Portanto, diante da hediondez do crime atribuído aos acusados, pelo fato de envolver membros de uma mesma família de boa condição social, tal situação teria gerado revolta à população não apenas desta Capital, mas de todo o país e até no exterior — já que além dos indícios de autoria serem bastante consistentes, a tese de negativa de autoria sustentada por eles, de tão genérica e baseada apenas em meras suposições, chegou a ser classificada pelo I. Desembargador Caio Eduardo Canguçu de Almeida, relator de um dos primeiros “habeas corpus” impetrados pelos réus, como destituída de “…nenhum resquício de razoabilidade…” (autos em apenso) — tanto que envolveu diversas manifestações coletivas que chegaram a ponto de exigir até mesmo a interdição de ruas e instauração de verdadeiro aparato militar de contenção, quando do comparecimento dos mesmos ao Fórum para participarem de audiências, tamanho o número de populares e profissionais de imprensa que para cá acorreram, daí porque a manutenção de suas custódias cautelares se mostra necessária para a preservação da credibilidade e da respeitabilidade do Poder Judiciário, as quais ficariam extremamente abaladas caso, agora, quando já existe decisão formal pronunciando os acusados para serem submetidos a julgamento pelo Júri Popular, conceder-lhes o benefício de liberdade provisória, uma vez que permaneceram encarcerados durante toda a fase de instrução.

Esta posição já foi acolhida inclusive pelo Egrégio Tribunal de Justiça do Estado de São Paulo, como demonstra a ementa de acórdão a seguir transcrita:

“LIBERDADE PROVISÓRIA — Benefício pretendido — Réu preso provisoriamente antes da sentença de pronúncia — Existência de elementos suficientes para submetê-lo a julgamento pelo Tribunal do Júri — Constrangimento ilegal inocorrente — Recurso improvido.

LIBERDADE PROVISÓRIA — Benefício pretendido — Primariedade do recorrente — Irrelevância — Gravidade do delito — Preservação do interesse da ordem pública — Constrangimento ilegal inocorrente.” (In JTJ/Lex 201/275, RSE nº 229.630-3, 2ª Câm. Crim., rel. Des. Silva Pinto, julg. em 09.06.97).

O Nobre Desembargador Caio Eduardo Canguçu de Almeida, naquele mesmo voto condutor do v. acórdão proferido no mencionado recurso de “habeas corpus”, resume bem a presença dos requisitos autorizadores da prisão preventiva no presente caso concreto:

“Mas, se um e outro, isto é, se clamor público e necessidade da preservação da respeitabilidade de atuação jurisdicional se aliarem à certeza quanto à existência do fato criminoso e a veementes indícios de autoria, claro que todos esses pressupostos somados haverão de servir de bom, seguro e irrecusável fundamento para a excepcionalização da regra constitucional que presumindo a inocência do agente não condenado, não tolera a prisão antecipada do acusado.”

E, mais à frente, arremata:

“Há crimes, na verdade, de elevada gravidade, que, por si só, justificam a prisão, mesmo sem que se vislumbre risco ou perspectiva de reiteração criminosa.

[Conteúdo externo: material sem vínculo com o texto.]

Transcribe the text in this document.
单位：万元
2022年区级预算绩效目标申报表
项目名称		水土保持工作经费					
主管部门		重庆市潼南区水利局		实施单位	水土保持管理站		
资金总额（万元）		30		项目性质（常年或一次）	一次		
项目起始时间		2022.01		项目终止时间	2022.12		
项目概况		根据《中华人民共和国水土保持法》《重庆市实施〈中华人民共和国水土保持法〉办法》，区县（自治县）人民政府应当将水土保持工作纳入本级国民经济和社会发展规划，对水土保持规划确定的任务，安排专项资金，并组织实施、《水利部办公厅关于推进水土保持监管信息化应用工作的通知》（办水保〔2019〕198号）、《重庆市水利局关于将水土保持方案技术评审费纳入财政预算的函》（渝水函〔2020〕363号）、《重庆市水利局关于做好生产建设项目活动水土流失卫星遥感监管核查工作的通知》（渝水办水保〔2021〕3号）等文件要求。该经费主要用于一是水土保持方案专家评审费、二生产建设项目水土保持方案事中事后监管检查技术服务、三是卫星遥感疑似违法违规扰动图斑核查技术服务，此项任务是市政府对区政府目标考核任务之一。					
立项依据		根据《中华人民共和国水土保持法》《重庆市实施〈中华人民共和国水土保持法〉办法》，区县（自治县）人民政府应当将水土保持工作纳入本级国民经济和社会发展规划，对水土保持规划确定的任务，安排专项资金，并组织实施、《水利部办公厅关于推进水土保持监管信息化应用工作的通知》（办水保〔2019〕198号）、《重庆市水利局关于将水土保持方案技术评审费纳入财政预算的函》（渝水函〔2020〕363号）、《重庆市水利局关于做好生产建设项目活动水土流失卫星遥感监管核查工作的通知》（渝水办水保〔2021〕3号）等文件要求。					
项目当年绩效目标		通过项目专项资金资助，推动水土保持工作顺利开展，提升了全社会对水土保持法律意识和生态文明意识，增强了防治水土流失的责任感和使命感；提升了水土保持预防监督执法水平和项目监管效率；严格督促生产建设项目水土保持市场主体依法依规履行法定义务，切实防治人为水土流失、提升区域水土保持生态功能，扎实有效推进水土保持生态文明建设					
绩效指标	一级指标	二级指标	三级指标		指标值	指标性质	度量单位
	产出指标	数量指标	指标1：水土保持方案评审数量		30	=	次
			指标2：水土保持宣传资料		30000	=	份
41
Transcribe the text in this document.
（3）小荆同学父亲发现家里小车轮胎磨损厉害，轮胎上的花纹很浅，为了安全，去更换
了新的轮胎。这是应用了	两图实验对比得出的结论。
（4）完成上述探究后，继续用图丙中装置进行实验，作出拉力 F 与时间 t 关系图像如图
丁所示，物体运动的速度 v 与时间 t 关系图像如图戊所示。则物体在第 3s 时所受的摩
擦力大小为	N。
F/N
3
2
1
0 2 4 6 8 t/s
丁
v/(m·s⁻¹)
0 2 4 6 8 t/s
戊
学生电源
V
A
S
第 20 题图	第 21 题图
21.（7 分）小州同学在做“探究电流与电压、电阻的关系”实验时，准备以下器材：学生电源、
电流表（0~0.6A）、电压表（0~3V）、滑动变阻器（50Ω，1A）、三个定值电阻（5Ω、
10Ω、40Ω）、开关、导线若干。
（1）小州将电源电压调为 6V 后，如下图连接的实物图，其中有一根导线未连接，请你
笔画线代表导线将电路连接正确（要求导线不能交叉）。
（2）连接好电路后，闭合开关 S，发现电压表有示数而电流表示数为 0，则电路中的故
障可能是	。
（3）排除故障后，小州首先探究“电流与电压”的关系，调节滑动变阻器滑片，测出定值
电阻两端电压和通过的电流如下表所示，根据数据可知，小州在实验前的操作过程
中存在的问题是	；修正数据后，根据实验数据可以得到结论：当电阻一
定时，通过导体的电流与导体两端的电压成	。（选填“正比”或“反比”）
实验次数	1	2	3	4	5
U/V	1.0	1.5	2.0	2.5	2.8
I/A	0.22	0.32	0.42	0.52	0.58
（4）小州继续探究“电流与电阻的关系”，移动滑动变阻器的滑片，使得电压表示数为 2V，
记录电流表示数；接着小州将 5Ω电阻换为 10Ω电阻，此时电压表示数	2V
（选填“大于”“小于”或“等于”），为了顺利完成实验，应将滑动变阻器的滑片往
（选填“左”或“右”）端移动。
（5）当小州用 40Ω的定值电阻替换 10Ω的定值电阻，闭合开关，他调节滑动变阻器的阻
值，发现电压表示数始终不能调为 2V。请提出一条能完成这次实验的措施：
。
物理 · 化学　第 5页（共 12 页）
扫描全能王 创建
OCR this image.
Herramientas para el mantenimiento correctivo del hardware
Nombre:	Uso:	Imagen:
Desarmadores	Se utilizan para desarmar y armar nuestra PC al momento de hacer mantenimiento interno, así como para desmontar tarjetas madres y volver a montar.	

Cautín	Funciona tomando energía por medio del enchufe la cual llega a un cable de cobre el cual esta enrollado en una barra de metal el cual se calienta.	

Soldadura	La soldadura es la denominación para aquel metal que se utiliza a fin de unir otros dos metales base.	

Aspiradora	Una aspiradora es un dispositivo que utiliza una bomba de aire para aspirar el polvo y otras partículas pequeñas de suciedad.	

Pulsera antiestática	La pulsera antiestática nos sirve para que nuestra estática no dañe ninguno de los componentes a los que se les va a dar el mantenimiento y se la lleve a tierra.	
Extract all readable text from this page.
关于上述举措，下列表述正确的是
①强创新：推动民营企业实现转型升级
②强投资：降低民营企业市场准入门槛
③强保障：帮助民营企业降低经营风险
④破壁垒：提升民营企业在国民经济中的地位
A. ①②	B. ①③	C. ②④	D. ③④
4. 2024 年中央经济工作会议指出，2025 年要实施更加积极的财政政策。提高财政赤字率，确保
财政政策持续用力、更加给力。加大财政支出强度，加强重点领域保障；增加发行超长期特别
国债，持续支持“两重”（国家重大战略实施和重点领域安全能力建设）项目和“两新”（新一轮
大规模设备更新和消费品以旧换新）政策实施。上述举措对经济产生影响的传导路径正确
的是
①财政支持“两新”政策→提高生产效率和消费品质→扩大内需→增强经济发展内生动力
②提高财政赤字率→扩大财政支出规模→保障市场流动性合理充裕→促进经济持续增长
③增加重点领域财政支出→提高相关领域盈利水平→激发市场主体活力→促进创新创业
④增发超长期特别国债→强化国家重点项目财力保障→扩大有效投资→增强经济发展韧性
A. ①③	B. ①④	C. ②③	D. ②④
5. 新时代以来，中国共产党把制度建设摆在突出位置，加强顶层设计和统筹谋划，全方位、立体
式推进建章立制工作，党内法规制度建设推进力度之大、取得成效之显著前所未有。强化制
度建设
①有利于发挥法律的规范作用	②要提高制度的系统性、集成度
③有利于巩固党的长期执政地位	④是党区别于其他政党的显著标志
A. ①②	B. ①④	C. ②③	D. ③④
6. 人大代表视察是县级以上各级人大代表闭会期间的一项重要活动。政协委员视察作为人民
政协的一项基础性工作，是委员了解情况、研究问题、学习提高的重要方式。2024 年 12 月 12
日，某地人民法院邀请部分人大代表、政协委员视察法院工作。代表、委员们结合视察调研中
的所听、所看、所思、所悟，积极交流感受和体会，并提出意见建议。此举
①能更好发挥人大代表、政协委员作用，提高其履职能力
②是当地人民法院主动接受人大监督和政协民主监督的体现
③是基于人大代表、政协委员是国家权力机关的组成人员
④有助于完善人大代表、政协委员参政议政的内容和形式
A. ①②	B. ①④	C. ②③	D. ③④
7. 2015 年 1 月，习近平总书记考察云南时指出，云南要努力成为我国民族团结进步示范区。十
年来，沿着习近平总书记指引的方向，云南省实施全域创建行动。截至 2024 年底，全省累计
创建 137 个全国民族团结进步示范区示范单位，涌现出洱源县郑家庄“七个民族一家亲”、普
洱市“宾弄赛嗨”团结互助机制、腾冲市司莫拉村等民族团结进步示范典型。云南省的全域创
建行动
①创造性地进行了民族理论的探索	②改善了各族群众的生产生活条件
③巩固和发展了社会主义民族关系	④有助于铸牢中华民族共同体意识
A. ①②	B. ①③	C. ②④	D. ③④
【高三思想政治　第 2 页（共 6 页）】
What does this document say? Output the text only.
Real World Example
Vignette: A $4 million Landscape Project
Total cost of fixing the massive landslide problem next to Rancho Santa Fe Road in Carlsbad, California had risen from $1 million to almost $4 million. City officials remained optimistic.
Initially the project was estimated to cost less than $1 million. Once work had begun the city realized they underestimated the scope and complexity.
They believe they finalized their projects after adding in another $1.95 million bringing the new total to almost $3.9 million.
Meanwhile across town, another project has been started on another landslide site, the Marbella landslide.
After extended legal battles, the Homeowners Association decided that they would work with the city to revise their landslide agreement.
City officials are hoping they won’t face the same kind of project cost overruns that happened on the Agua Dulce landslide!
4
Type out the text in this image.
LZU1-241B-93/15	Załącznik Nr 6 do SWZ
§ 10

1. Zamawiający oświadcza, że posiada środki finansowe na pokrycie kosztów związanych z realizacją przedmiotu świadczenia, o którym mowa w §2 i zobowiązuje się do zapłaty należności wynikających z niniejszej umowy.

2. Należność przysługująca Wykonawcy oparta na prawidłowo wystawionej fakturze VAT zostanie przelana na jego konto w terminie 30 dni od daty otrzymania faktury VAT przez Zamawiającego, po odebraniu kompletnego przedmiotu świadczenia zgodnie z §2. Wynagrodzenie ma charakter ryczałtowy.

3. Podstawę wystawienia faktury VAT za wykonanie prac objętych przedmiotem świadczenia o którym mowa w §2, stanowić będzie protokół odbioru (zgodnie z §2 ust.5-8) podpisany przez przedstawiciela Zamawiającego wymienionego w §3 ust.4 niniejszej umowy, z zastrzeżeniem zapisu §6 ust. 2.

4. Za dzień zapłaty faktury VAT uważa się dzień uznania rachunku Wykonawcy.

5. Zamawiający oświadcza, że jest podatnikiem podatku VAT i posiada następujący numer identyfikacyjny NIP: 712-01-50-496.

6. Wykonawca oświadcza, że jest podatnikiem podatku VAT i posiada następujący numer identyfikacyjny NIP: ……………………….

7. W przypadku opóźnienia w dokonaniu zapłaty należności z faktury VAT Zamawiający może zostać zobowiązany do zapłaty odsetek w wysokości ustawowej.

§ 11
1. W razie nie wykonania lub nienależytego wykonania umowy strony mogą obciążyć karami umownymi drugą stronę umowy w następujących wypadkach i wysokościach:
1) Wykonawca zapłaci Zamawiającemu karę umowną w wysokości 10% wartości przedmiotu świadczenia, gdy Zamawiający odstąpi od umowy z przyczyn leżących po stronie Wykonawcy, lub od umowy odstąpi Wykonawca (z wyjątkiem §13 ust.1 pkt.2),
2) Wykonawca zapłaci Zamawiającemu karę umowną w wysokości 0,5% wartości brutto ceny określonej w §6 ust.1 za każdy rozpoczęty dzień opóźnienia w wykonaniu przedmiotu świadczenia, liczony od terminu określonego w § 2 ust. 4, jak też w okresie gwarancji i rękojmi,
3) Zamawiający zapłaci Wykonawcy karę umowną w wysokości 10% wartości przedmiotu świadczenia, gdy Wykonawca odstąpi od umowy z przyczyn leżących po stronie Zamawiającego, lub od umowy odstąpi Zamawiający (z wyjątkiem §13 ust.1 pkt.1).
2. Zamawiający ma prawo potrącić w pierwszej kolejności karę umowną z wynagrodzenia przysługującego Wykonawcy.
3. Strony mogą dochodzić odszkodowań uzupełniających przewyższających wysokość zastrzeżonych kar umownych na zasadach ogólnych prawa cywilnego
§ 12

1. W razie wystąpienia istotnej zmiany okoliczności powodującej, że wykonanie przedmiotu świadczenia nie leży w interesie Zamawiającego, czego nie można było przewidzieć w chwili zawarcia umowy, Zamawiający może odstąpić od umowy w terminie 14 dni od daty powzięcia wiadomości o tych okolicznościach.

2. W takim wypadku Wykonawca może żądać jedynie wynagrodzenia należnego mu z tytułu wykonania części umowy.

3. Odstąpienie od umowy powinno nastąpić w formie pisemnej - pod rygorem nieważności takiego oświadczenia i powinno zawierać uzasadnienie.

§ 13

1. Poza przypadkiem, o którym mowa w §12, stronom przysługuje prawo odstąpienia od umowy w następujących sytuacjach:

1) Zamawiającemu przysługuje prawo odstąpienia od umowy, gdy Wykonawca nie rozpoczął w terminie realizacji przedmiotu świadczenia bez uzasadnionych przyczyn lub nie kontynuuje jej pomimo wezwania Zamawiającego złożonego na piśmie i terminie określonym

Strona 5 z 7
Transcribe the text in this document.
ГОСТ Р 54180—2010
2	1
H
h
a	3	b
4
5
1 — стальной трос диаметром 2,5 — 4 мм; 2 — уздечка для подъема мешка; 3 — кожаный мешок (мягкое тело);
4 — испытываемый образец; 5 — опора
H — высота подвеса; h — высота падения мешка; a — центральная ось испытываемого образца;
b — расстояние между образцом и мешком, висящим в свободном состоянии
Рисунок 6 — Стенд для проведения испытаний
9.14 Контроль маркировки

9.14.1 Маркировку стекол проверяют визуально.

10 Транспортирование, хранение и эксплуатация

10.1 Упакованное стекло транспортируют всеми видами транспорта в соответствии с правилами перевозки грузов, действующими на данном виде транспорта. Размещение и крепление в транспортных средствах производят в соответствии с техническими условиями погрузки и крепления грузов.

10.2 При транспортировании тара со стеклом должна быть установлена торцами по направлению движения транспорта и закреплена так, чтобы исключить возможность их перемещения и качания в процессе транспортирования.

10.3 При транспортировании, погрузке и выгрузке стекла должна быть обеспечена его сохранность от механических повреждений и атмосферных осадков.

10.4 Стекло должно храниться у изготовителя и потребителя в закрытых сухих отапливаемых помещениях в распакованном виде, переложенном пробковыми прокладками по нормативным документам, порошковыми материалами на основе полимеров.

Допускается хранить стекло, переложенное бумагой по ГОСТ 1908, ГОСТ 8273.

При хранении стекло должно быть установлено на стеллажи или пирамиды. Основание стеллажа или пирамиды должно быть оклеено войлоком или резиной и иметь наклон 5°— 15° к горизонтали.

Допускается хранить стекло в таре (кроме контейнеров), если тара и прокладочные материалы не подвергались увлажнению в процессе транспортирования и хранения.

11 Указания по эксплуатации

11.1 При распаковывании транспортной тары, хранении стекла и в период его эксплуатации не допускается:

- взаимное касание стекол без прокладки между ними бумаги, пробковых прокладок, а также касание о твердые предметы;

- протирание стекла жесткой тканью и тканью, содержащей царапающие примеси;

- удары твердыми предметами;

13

E, por aqui, todos haverão de concordar que o delito de que se trata, por sua gravidade e característica chocante, teve incomum repercussão, causou intensa indignação e gerou na população incontrolável e ansiosa expectativa de uma justa contraprestação jurisdicional. A prevenção ao crime exige que a comunidade respeite a lei e a Justiça, delitos havendo, tal como o imputado aos pacientes, cuja gravidade concreta gera abalo tão profundo naquele sentimento, que para o restabelecimento da confiança no império da lei e da Justiça exige uma imediata reação. A falta dela mina essa confiança e serve de estímulo à prática de novas infrações, não sendo razoável, por isso, que acusados por crimes brutais permaneçam livre, sujeitos a uma conseqüência remota e incerta, como se nada tivessem feito.” (sem grifos no original).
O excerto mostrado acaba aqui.